Published Oct 20, 2021 3:43 PM by The Maritime Executive

The U.S. Department of Defense's strategic sealift plans have relied heavily on foreign-built, U.S.-flagged tonnage for decades, and that is not going to change anytime soon, according to U.S. Transcom commander Gen. Jacqueline D. Van Ovost (USAF). Her number one priority is strengthening defense logistics capability in an era of growing competition, and "buy-used" is the fastest, least-cost way to acquire more capacity.

Gen. Van Ovost took the helm at U.S. Transportation Command on October 15, and in her first major speech, she pointed to the growing threat posed by America's potential peer competitors. Transcom is orienting its exercises and preparations for distributed maritime operations in the Indo-Pacific, preparing to counter one increasingly-capable "pacing threat" nation. 

 “Since World War II, we have enjoyed strategic dominance in [global posture, mobility capacity, and global command and control]," she said. “We now face direct challenges across all domains, threatening our ability to deliver an immediate force tonight, and a decisive force when needed."

The Air Force's air-cargo capacity can deliver an immediate force, but a sustained conflict or a large-scale buildup will require strategic sealift. The Maritime Administration's Ready Reserve Force (RRF) and the Navy's Military Sealift Command surge fleet are designed to deliver relatively rapid mobilization, with about five days of notice - but the Pentagon is all too aware of the limited technical readiness of this fleet. 

The mass "turbo activation" exercise for RRF and MSC sealift vessels in 2019 revealed serious weaknesses: six out of 33 ships could not activate in time, and six more experienced "mission impacting discrepancies that would delay an immediate mission tasking." Notably, none of the four Large, Medium-Speed Roll-on/Roll-off ships (LMSRs) in the test completed their operational speed runs at the target speed of 24 knots. 

Facing escalating operating costs and declining capabilities, Transcom and the U.S. Navy have a plan in place to recapitalize the fleet and accommodate the mass retirement of some 34-50 of these aging hulls. 

"We have too many ro/ros that are getting old, and they're too costly to maintain. Our readiness numbers are a lot lower than I would like," Van Ovost said. "[We're] laser-focused on emphasizing a responsible ‘buy used’ strategy with the U.S. Navy . . . We have limited resources, and we have to get the best capability we can for the nation."

This strategy is well under way. Working with the Navy, the Maritime Administration has already contracted for a third-party "buy-used" program that will acquire foreign-built ro/ros, reflag them into the U.S. and refit them to meet U.S. standards - all at a set package price. That agreement was briefly delayed due to a procurement dispute, but it is now going forward.

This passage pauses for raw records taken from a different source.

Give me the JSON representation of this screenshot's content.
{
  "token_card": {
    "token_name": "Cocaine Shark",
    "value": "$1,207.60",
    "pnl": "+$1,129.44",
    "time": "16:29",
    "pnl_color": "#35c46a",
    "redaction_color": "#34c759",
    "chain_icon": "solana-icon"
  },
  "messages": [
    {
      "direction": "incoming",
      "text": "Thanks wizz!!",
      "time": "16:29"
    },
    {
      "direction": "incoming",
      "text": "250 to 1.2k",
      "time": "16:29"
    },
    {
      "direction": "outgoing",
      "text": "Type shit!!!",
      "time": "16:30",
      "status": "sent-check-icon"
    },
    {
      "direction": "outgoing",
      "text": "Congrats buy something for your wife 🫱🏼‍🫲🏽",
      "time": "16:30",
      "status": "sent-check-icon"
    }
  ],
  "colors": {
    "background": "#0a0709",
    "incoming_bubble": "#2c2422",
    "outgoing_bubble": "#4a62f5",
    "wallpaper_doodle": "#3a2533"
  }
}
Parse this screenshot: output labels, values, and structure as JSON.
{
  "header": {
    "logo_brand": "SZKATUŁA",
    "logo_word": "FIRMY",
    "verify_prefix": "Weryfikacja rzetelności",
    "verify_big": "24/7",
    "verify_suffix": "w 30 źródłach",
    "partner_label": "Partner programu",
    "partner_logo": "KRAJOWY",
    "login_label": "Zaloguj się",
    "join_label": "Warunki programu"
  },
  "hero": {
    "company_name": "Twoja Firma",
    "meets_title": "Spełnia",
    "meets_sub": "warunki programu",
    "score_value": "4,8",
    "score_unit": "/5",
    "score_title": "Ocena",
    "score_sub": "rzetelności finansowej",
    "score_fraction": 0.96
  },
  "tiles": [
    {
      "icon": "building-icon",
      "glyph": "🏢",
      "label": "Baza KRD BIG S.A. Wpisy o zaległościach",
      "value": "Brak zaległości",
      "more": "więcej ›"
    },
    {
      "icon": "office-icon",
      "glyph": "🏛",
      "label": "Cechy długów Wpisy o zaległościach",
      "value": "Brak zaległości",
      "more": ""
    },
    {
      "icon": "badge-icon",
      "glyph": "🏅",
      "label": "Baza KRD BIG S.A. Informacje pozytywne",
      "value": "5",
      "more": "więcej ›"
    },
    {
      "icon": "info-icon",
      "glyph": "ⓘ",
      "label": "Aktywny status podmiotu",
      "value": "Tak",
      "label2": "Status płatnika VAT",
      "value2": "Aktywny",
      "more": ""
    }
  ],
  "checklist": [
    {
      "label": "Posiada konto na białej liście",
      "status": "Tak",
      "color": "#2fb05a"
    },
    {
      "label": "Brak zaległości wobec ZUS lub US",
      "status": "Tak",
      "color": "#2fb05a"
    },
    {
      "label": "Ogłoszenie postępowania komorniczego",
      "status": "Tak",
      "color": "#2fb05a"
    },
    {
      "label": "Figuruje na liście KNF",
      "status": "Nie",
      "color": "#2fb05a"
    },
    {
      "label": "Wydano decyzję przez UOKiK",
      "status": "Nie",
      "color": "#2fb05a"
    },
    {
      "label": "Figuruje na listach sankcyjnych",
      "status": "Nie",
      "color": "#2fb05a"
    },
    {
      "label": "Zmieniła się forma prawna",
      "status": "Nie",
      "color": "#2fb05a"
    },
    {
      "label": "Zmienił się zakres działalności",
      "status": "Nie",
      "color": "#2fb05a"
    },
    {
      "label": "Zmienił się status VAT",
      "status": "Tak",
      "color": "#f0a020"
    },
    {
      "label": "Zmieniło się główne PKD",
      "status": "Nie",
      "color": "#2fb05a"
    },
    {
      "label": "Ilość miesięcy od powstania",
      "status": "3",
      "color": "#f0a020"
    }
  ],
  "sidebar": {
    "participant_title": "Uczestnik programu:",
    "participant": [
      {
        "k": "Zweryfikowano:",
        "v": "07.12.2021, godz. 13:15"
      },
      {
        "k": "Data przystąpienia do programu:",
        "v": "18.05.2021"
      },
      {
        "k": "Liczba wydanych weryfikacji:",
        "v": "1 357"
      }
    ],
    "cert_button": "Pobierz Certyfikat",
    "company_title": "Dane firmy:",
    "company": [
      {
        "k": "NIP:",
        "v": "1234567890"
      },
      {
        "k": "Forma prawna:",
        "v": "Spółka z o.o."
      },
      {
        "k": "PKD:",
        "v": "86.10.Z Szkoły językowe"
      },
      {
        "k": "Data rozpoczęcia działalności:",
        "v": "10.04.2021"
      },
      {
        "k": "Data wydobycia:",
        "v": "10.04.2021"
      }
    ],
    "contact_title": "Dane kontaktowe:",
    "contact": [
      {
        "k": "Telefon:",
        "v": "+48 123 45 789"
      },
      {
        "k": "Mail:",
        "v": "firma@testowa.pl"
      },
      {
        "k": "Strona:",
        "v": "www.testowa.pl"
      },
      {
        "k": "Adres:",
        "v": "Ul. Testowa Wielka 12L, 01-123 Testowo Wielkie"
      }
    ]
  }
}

In her speech, Van Ovost also highlighted a recent Transcom study of sealift fuel tanker capacity. The study provides new support for a plan to subsidize the U.S.-flag product tanker fleet, in the same manner as the Maritime Security Program (MSP) for foreign-built, U.S.-flagged, U.S.-crewed cargo ships. At present, only two tankers are enrolled in the 60-vessel MSP fleet. The study "clearly demonstrates the need for a Tanker Security Program as a strategy to increase U.S.-flag tanker capacity and ensure that the Department of Defense has sufficient tanker capabilities to meet our national security objectives," Van Ovost said. 

The FY2021 Defense Authorization Act incorporated language to create a Tanker Security Program, and the FY2022 MARAD budget request includes $60 million to launch and fund it.